Relato de verano: El pintor de las hadas (2)

Manuel Valero.- Después de caminar se retiró  a su habitación, abrió la puerta del balcón de para en par y respiró el aire húmedo que le llegaba desde el riachuelo apenas adivinado por la traza de verdor que dejaba a su paso. Decidió pintar el paisaje que contemplaba desde el interior de su cuarto. Pintaría el balcón abierto para recrearse en aquel jardín silvestre y en la sinuosa curva de la montaña como un mujer que estuviera siendo amada por el horizonte. Le vendría bien entrenar un poco, que toda actividad humana necesita entreno para lograr  un poco de perfección. Se rio al recodar lo que le dijo un amigo suyo de la perfección: “No existe la perfección en el Arte, ni siquiera en la creación más sublime del hombre. Mira la Gioconda por ejemplo con toda su gesto de si va a romper a reír o llorar. Demasiado gorda para mi gusto, jajaja…” Trazó las líneas de encaje, la línea de fuga, la del horizonte y remarcó el marco del balcón por donde habría de pasar la luz a borbotones como si fuera una fotografía. Cuando ya tenía los primeros trazos reconocibles bajó a comer. Lo atendió el mesonero y su hija, una bella joven de unos diecinueve años que quería ser cantante. “¿Cantante?”, le preguntó, ¿sabes cantar? “Sí, señor…” le respondió tímidamente mientras le servía las piezas de fruta. El señor Riera se fijó en ella y le agradaron sus enormes ojos negros y su cabello azabache apresado en su cabeza en un moño artesano. Su cuerpo era de una proporción exacta. El señor Riera era un enfermo de las proporciones y eso que incluso llegó a afirmar que una ruptura artística que hiciera de la desproporción su fundamento creativo, él lo defendería porque por encima de todo estaba la libertad para cambiar las normas. La muchacha regresó a la mesa con un café helado.

-Me ha dicho mi padre que ha venido usted a pintar hadas…

-Así es, aunque supongo que tú no creerás en las hadas. ¿Me equivoco? No, señor, quiero decir, sí señor… No creo es verdad pero la imaginación siempre es necesaria, siquiera para escapar un poco de la aburrida realidad.

– Así es, pero no me llames de usted, no soy tan mayor. ¿Doce años más que tú? Eso no es diferencia…

-Pero es usted famoso…

-Porque salgo en la prensa y en la televisión de vez en cuando?

-Y porque pinta las calles de Madrid y hasta a la familia real…

-No, no, jajajaja, ése es Antoñito López, un gran artista de la pintura fotográfica. Es amigo mío. Y un buen hombre, sí, lo es.

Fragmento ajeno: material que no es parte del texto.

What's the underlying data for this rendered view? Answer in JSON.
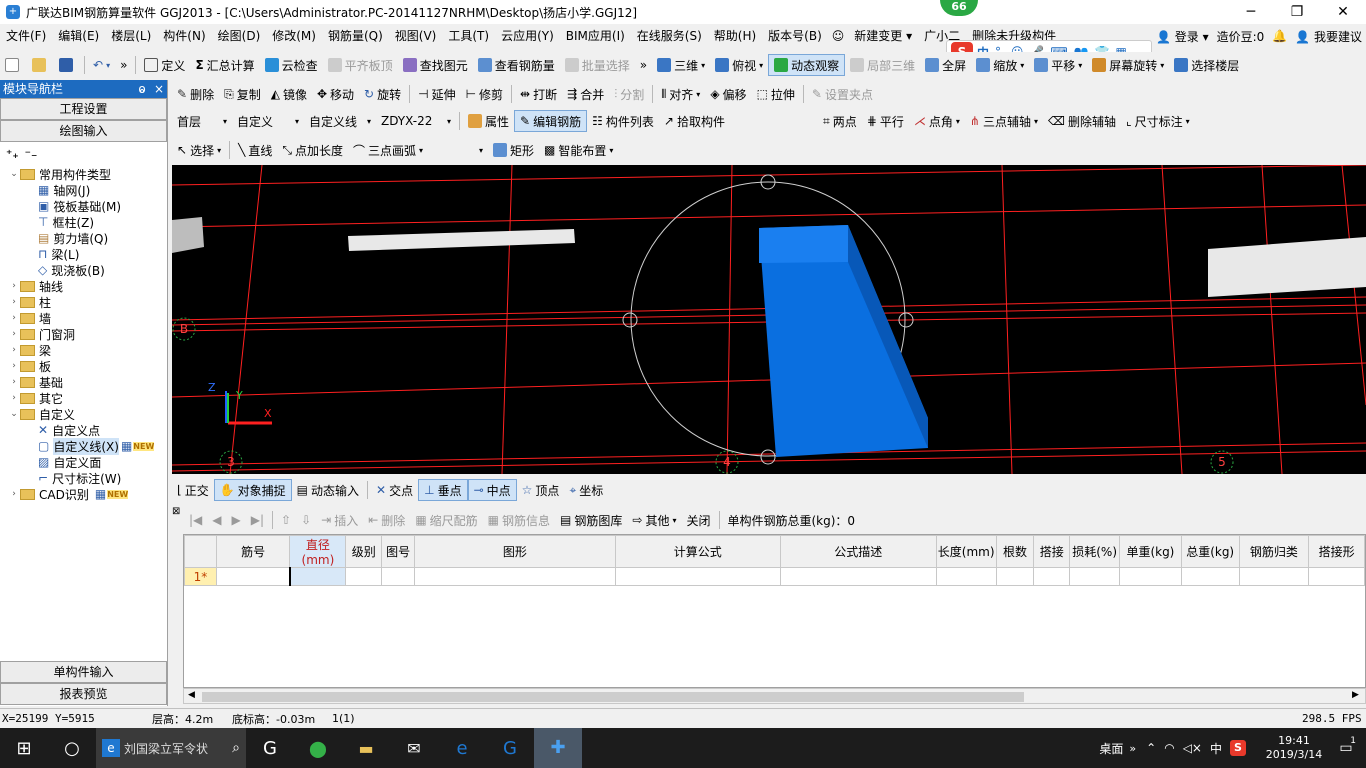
{
  "window": {
    "title": "广联达BIM钢筋算量软件 GGJ2013 - [C:\\Users\\Administrator.PC-20141127NRHM\\Desktop\\扬店小学.GGJ12]",
    "badge": "66"
  },
  "menu": [
    "文件(F)",
    "编辑(E)",
    "楼层(L)",
    "构件(N)",
    "绘图(D)",
    "修改(M)",
    "钢筋量(Q)",
    "视图(V)",
    "工具(T)",
    "云应用(Y)",
    "BIM应用(I)",
    "在线服务(S)",
    "帮助(H)",
    "版本号(B)"
  ],
  "menu_right": {
    "new_change": "新建变更",
    "guangxiaoer": "广小二",
    "delete_unupgraded": "删除未升级构件",
    "login": "登录",
    "zaojiadou": "造价豆:0",
    "suggest": "我要建议"
  },
  "toolbar1": {
    "define": "定义",
    "sum_calc": "汇总计算",
    "cloud_check": "云检查",
    "flat_top": "平齐板顶",
    "find_elem": "查找图元",
    "view_rebar": "查看钢筋量",
    "batch_select": "批量选择",
    "view_3d": "三维",
    "top_view": "俯视",
    "dynamic_view": "动态观察",
    "local_3d": "局部三维",
    "fullscreen": "全屏",
    "zoom": "缩放",
    "pan": "平移",
    "screen_rotate": "屏幕旋转",
    "select_floor": "选择楼层"
  },
  "toolbar2": {
    "delete": "删除",
    "copy": "复制",
    "mirror": "镜像",
    "move": "移动",
    "rotate": "旋转",
    "extend": "延伸",
    "trim": "修剪",
    "break": "打断",
    "merge": "合并",
    "split": "分割",
    "align": "对齐",
    "offset": "偏移",
    "stretch": "拉伸",
    "set_grip": "设置夹点"
  },
  "toolbar3": {
    "floor": "首层",
    "category": "自定义",
    "type": "自定义线",
    "name": "ZDYX-22",
    "property": "属性",
    "edit_rebar": "编辑钢筋",
    "elem_list": "构件列表",
    "pick_elem": "拾取构件",
    "two_points": "两点",
    "parallel": "平行",
    "point_angle": "点角",
    "three_point_aux": "三点辅轴",
    "delete_aux": "删除辅轴",
    "dim_mark": "尺寸标注"
  },
  "toolbar4": {
    "select": "选择",
    "line": "直线",
    "point_length": "点加长度",
    "three_point_arc": "三点画弧",
    "rect": "矩形",
    "smart_layout": "智能布置"
  },
  "left_panel": {
    "header": "模块导航栏",
    "pin": "ᵖ",
    "close": "×",
    "btn_project": "工程设置",
    "btn_draw": "绘图输入",
    "btn_single": "单构件输入",
    "btn_report": "报表预览",
    "tree": [
      {
        "label": "常用构件类型",
        "level": 0,
        "kind": "folder-open"
      },
      {
        "label": "轴网(J)",
        "level": 1,
        "kind": "item"
      },
      {
        "label": "筏板基础(M)",
        "level": 1,
        "kind": "item"
      },
      {
        "label": "框柱(Z)",
        "level": 1,
        "kind": "item"
      },
      {
        "label": "剪力墙(Q)",
        "level": 1,
        "kind": "item"
      },
      {
        "label": "梁(L)",
        "level": 1,
        "kind": "item"
      },
      {
        "label": "现浇板(B)",
        "level": 1,
        "kind": "item"
      },
      {
        "label": "轴线",
        "level": 0,
        "kind": "folder"
      },
      {
        "label": "柱",
        "level": 0,
        "kind": "folder"
      },
      {
        "label": "墙",
        "level": 0,
        "kind": "folder"
      },
      {
        "label": "门窗洞",
        "level": 0,
        "kind": "folder"
      },
      {
        "label": "梁",
        "level": 0,
        "kind": "folder"
      },
      {
        "label": "板",
        "level": 0,
        "kind": "folder"
      },
      {
        "label": "基础",
        "level": 0,
        "kind": "folder"
      },
      {
        "label": "其它",
        "level": 0,
        "kind": "folder"
      },
      {
        "label": "自定义",
        "level": 0,
        "kind": "folder-open"
      },
      {
        "label": "自定义点",
        "level": 1,
        "kind": "item"
      },
      {
        "label": "自定义线(X)",
        "level": 1,
        "kind": "item-selected"
      },
      {
        "label": "自定义面",
        "level": 1,
        "kind": "item"
      },
      {
        "label": "尺寸标注(W)",
        "level": 1,
        "kind": "item"
      },
      {
        "label": "CAD识别",
        "level": 0,
        "kind": "folder"
      }
    ],
    "new_tag": "NEW"
  },
  "viewport": {
    "axis_labels": [
      "B",
      "3",
      "4",
      "5"
    ],
    "gizmo": {
      "x": "X",
      "y": "Y",
      "z": "Z"
    }
  },
  "snapbar": {
    "ortho": "正交",
    "obj_snap": "对象捕捉",
    "dyn_input": "动态输入",
    "intersection": "交点",
    "perpendicular": "垂点",
    "midpoint": "中点",
    "vertex": "顶点",
    "coord": "坐标"
  },
  "gridbar": {
    "insert": "插入",
    "delete": "删除",
    "scale_rebar": "缩尺配筋",
    "rebar_info": "钢筋信息",
    "rebar_lib": "钢筋图库",
    "other": "其他",
    "close": "关闭",
    "total_weight": "单构件钢筋总重(kg)：0"
  },
  "grid": {
    "columns": [
      "筋号",
      "直径(mm)",
      "级别",
      "图号",
      "图形",
      "计算公式",
      "公式描述",
      "长度(mm)",
      "根数",
      "搭接",
      "损耗(%)",
      "单重(kg)",
      "总重(kg)",
      "钢筋归类",
      "搭接形"
    ],
    "row_label": "1*"
  },
  "status": {
    "coords": "X=25199 Y=5915",
    "floor_height": "层高：4.2m",
    "base_elev": "底标高：-0.03m",
    "count": "1(1)",
    "fps": "298.5 FPS"
  },
  "taskbar": {
    "search_text": "刘国梁立军令状",
    "desktop": "桌面",
    "ime": "中",
    "time": "19:41",
    "date": "2019/3/14",
    "notif": "1"
  },
  "colors": {
    "accent": "#1d6bc0",
    "viewport_bg": "#000000",
    "grid_red": "#ff2020",
    "column_blue": "#0a6fe0"
  }
}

-Vaya, perdone… perdona, no sabía que…

-No te preocupe, Alejandra…

-¿Cómo sabe mi nombre?

-Me lo dijo tu padre.. Bueno, he subir a descansar un rato.

Alejandra recogió la mesa un poco azorada por la confusión y herida en su amor propio porque ella había estudiado bachillerato en la capital aunque ahora se dedicara a atender a los clientes de sus padres por ese verano. Tenía entre sus planes ir a Madrid a probar suerte con su canto.  

“Ah, si se pudiera pintar la música”, rumió para sí el pintor, “bueno de algún modo se pintarrajea en un pentagrama. Aunque no es eso el Arte, es lo que se oye”.